La pensée inconsciente

Les émotions

La croyance [...] ne porte ni sur des connaissances ni sur une opinion relative à des faits ou des vérités ; et cela seul la distingue de la pensée réfléchie, si pareille à celle-ci qu'elle puisse paraître à première vue. Ceux qui expriment des pensées de cette sorte ne demandent d'ailleurs pas qu'on les croie ; ils demandent seulement que l'on reconnaisse que le tout est bien charpenté, que l'intrigue est bien menée. Ils inventent de bonnes histoires, mais n'apportent pas de connaissances – sauf par hasard. Ces sortes de pensées sont une efflorescence des sentiments ; elles tendent à exprimer un de ceux-ci, elles sont liées à une émotion et celle-ci les y aide. [2]

Les hypothèses non vérifiées

... les hypothèses non contrôlées [...] peuvent être adéquates ou non à la réalité, car nous ne nous sommes pas préoccupés de la mesure dans laquelle elles ont une valeur comme soutien de la croyance. Ces pensées naissent inconsciemment, sans que nous nous préoccupions de savoir si elles aboutissent à des opinions correctes.

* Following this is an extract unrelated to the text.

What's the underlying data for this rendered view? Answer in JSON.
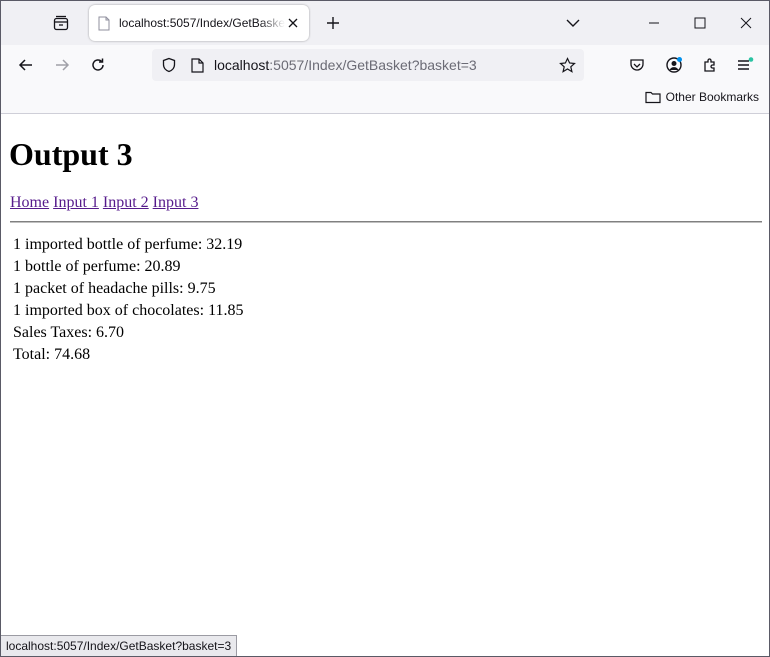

Nous les recueillons, nous ne savons trop comment. Elles s'insinuent par des sources obscures, des voies inconnues. Nous les adoptons et inconsciemment nous les assimilons à notre langage mental. Elles nous viennent de la tradition, de l'instruction, de l'imitation, lesquelles s'appuient toutes sur une autorité ou semblent faire partie de notre bien, ou encore s'associent à des passions puissantes. Ces pensées sont alors appelées préjugés, c'est-à-dire «pré» jugement, non des jugements vrais basés sur une évidence. [3]

La superstition [4]

[...] Un sauvage capable de découvrir les traces du passage, ou du repaire des animaux qu'il chasse, imagine, et raconte avec sérieux les fables les plus bizarres à propos de leurs habitudes et de leur aspect physique. Lorsque le raisonnement n'a pas de répercussion appréciable et directe sur la sécurité et la conservation de la vie, il n'y a pas de barrière naturelle à l'éclosion d'opinions erronées. Si d'une part des conclusions générales peuvent être tirées d'un nombre insuffisant de faits, uniquement par l'action de leur forme et de l'intérêt suscité, il arrive d'autre part que par suite d'habitudes défectueuses, les faits accumulés puissent ne pas aboutir à une conclusion adéquate, qu'elle que soit l'éducation reçue ; certaines personnes ont une « crédulité invétérée » qui les empêche de distinguer ce qui est fantaisie et ce qui est conclusion raisonnable. On croit aux figures vues dans les nuages comme à une évidence par la seule raison que la suggestion de cette figure s'impose fortement. L'intelligence naturelle n'empêche pas l'erreur, non plus que l'association d'une grande expérience avec des idées fausses, mais profondément ancrées. Une erreur sert de point de départ à d'autres erreurs ; il se crée ainsi une trame d'idées fausses de plus en plus étendue et de plus en plus solide. Les rêves, les indices que fournit l'observation des astres, les lignes de la main peuvent être considérés par certains comme des signes précieux, et tirer les cartes comme un augure infaillible, alors qu'ils négligent totalement des faits naturels dont le sens est le plus flagrant. Jadis tout le monde ajoutait foi à toutes sortes de présages qui, aujourd'hui, sont remisés au rang de superstitions folles et ridicules. Seule la longue discipline imposée par les sciences exactes en a eu raison.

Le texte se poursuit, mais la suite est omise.